Le TAF retient donc qu’en l’espèce les efforts de la recourante ont été très limités dans le temps (aux mois de mars et septembre 2018) et dans l’espace (deux villes allemandes : Berlin et Hambourg). Devant de faibles efforts de commercialisation, comme en l’espèce, il n’y a même pas à proprement parler de prospection du marché, qui exige selon la doctrine suisse une certaine permanence et une certaine intensité pour retenir un usage sérieux.
Absence d’utilisation virtuelle sur internet et les réseaux sociaux
Faute d’un usage corporel suffisant, le TAF analyse si, en l’espèce, l’usage virtuel de cette marque (internet et réseaux sociaux) peut être vu comme un usage sérieux, valant pour la Suisse, mais aussi pour l’Allemagne (à ce propos, voir l’ATF 146 III 225 pour les conditions dans lesquelles l’utilisation d’un signe sur internet sur les réseaux sociaux implique un usage du signe distinctif suisse).
Le TAF examine la Recommandation de l’OMPI concernant la protection des marques, et autres droits de propriété industrielle relatifs à des signes, sur internet de 2001. L’article 3 présente les facteurs à prendre en considération pour déterminer si l’utilisation d’un signe sur internet a des incidences commerciales dans un Etat membre.

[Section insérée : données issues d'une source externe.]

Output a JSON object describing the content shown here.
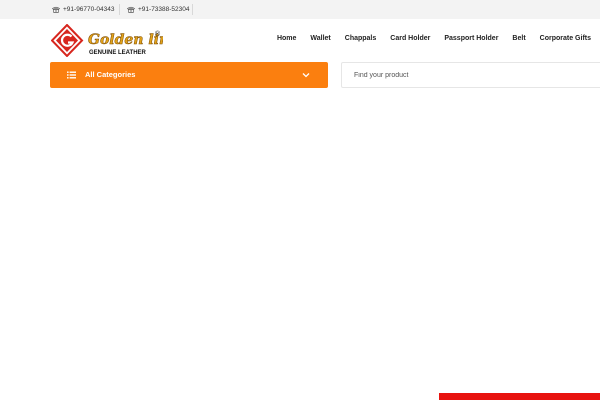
{
  "topbar": {
    "phones": [
      {
        "number": "+91-96770-04343",
        "icon": "phone-icon"
      },
      {
        "number": "+91-73388-52304",
        "icon": "phone-icon"
      }
    ]
  },
  "logo": {
    "brand": "Golden line",
    "registered": "®",
    "tagline": "GENUINE LEATHER"
  },
  "nav": {
    "items": [
      "Home",
      "Wallet",
      "Chappals",
      "Card Holder",
      "Passport Holder",
      "Belt",
      "Corporate Gifts"
    ]
  },
  "categories": {
    "label": "All Categories",
    "icon": "list-icon",
    "chevron": "chevron-down-icon"
  },
  "search": {
    "value": "",
    "placeholder": "Find your product"
  },
  "colors": {
    "accent": "#fb7f0f",
    "topbar_bg": "#f3f3f3",
    "footer_strip": "#e8130f",
    "logo_red": "#d7261e",
    "logo_gold": "#e2a21a"
  }
}
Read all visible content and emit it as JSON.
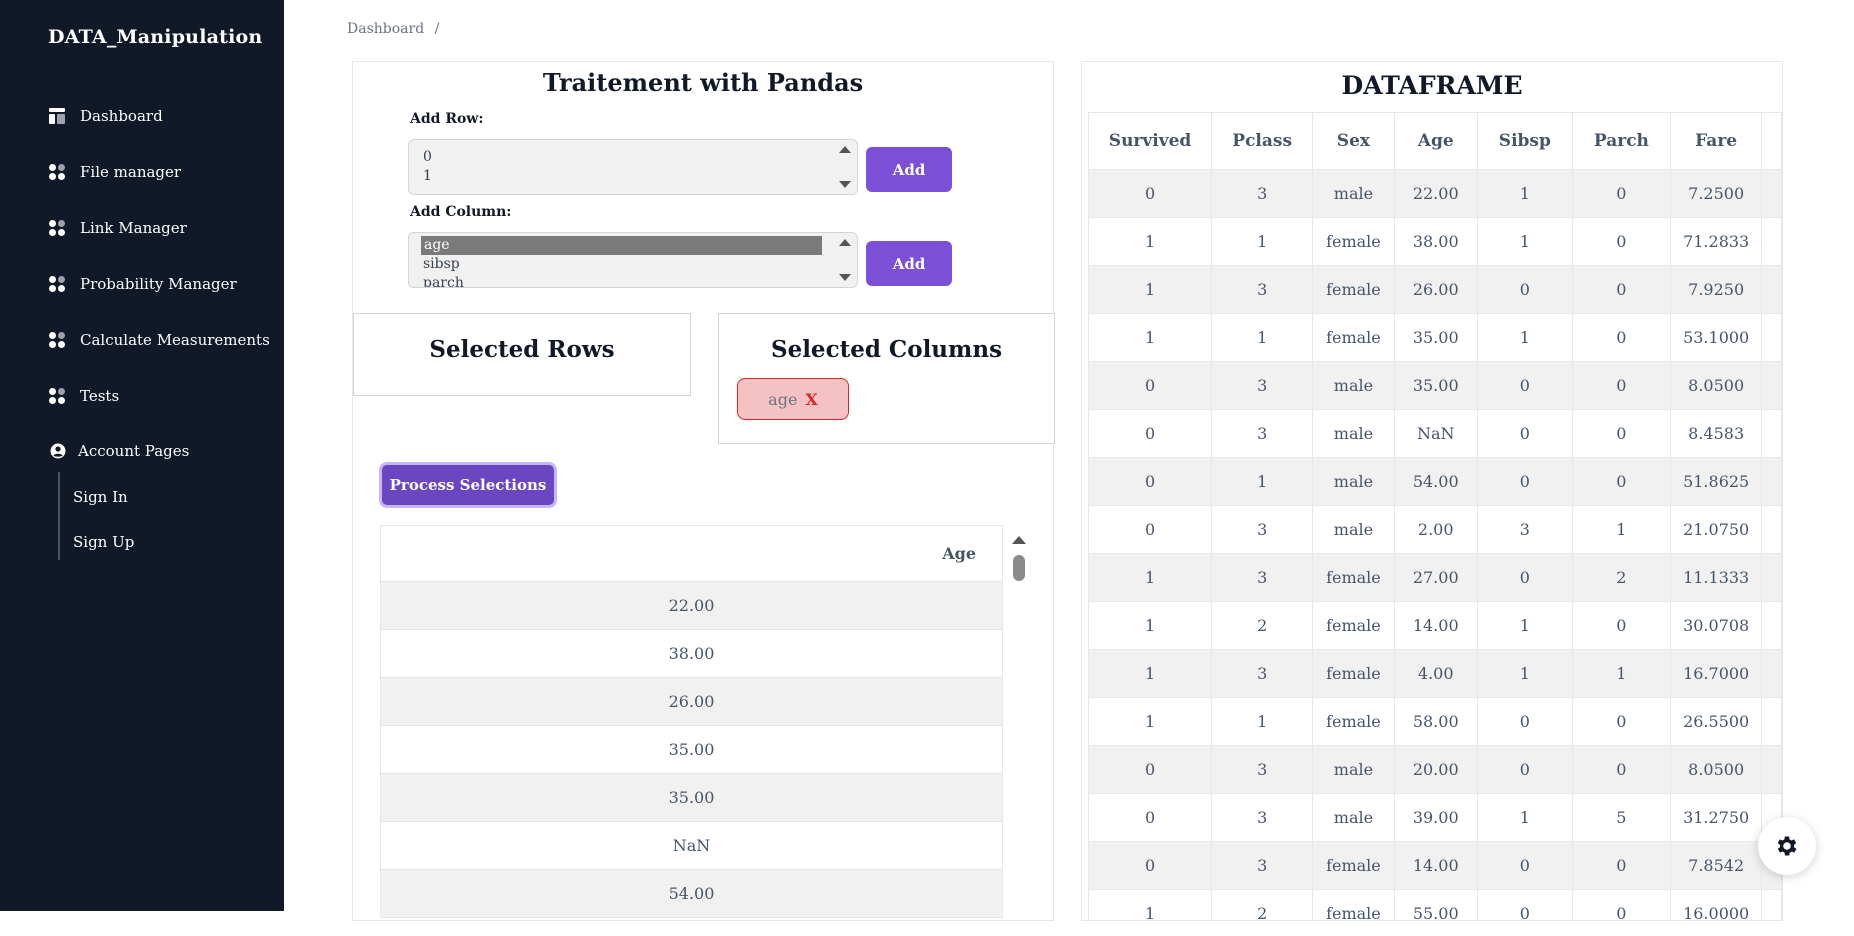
{
  "app": {
    "brand": "DATA_Manipulation"
  },
  "sidebar": {
    "items": [
      {
        "label": "Dashboard",
        "icon": "dashboard-icon"
      },
      {
        "label": "File manager",
        "icon": "grid-icon"
      },
      {
        "label": "Link Manager",
        "icon": "grid-icon"
      },
      {
        "label": "Probability Manager",
        "icon": "grid-icon"
      },
      {
        "label": "Calculate Measurements",
        "icon": "grid-icon"
      },
      {
        "label": "Tests",
        "icon": "grid-icon"
      }
    ],
    "account": {
      "label": "Account Pages",
      "icon": "user-circle-icon",
      "children": [
        {
          "label": "Sign In"
        },
        {
          "label": "Sign Up"
        }
      ]
    }
  },
  "breadcrumb": {
    "root": "Dashboard",
    "separator": "/"
  },
  "left_panel": {
    "title": "Traitement with Pandas",
    "add_row": {
      "label": "Add Row:",
      "options": [
        "0",
        "1"
      ],
      "button": "Add"
    },
    "add_column": {
      "label": "Add Column:",
      "options": [
        "age",
        "sibsp",
        "parch"
      ],
      "selected": "age",
      "button": "Add"
    },
    "selected_rows": {
      "title": "Selected Rows"
    },
    "selected_columns": {
      "title": "Selected Columns",
      "chips": [
        {
          "label": "age",
          "remove": "X"
        }
      ]
    },
    "process_button": "Process Selections",
    "result_table": {
      "header": "Age",
      "values": [
        "22.00",
        "38.00",
        "26.00",
        "35.00",
        "35.00",
        "NaN",
        "54.00"
      ]
    }
  },
  "right_panel": {
    "title": "DATAFRAME",
    "columns": [
      "Survived",
      "Pclass",
      "Sex",
      "Age",
      "Sibsp",
      "Parch",
      "Fare"
    ],
    "rows": [
      [
        "0",
        "3",
        "male",
        "22.00",
        "1",
        "0",
        "7.2500"
      ],
      [
        "1",
        "1",
        "female",
        "38.00",
        "1",
        "0",
        "71.2833"
      ],
      [
        "1",
        "3",
        "female",
        "26.00",
        "0",
        "0",
        "7.9250"
      ],
      [
        "1",
        "1",
        "female",
        "35.00",
        "1",
        "0",
        "53.1000"
      ],
      [
        "0",
        "3",
        "male",
        "35.00",
        "0",
        "0",
        "8.0500"
      ],
      [
        "0",
        "3",
        "male",
        "NaN",
        "0",
        "0",
        "8.4583"
      ],
      [
        "0",
        "1",
        "male",
        "54.00",
        "0",
        "0",
        "51.8625"
      ],
      [
        "0",
        "3",
        "male",
        "2.00",
        "3",
        "1",
        "21.0750"
      ],
      [
        "1",
        "3",
        "female",
        "27.00",
        "0",
        "2",
        "11.1333"
      ],
      [
        "1",
        "2",
        "female",
        "14.00",
        "1",
        "0",
        "30.0708"
      ],
      [
        "1",
        "3",
        "female",
        "4.00",
        "1",
        "1",
        "16.7000"
      ],
      [
        "1",
        "1",
        "female",
        "58.00",
        "0",
        "0",
        "26.5500"
      ],
      [
        "0",
        "3",
        "male",
        "20.00",
        "0",
        "0",
        "8.0500"
      ],
      [
        "0",
        "3",
        "male",
        "39.00",
        "1",
        "5",
        "31.2750"
      ],
      [
        "0",
        "3",
        "female",
        "14.00",
        "0",
        "0",
        "7.8542"
      ],
      [
        "1",
        "2",
        "female",
        "55.00",
        "0",
        "0",
        "16.0000"
      ]
    ]
  },
  "floating": {
    "icon": "gear-icon"
  }
}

Le TAF arrive à la conclusion que les différents critères d’appréciation de la Recommandation se regroupent avec les tentatives insuffisantes de la recourante de prospection du marché allemand. Par conséquent, si l’on devait retenir un usage sérieux sur internet et les réseaux sociaux, signifierait qu’il suffit à un titulaire, qui ne déploie pas une activité suffisante pour prétendre à un usage corporel suffisant, de générer un site internet et quelques messages sur les réseaux sociaux pour obtenir la reconnaissance d’un usage sérieux. Cela reviendrait à admettre trop facilement un usage en Suisse à des titulaires de marques n’ayant pas une réelle activité sur le territoire helvétique. La protection des marques suisses ne pourrait pas se satisfaire d’une telle solution.
En conséquence, l’usage sérieux de la marque opposante fait défaut. Le recours est ainsi rejeté.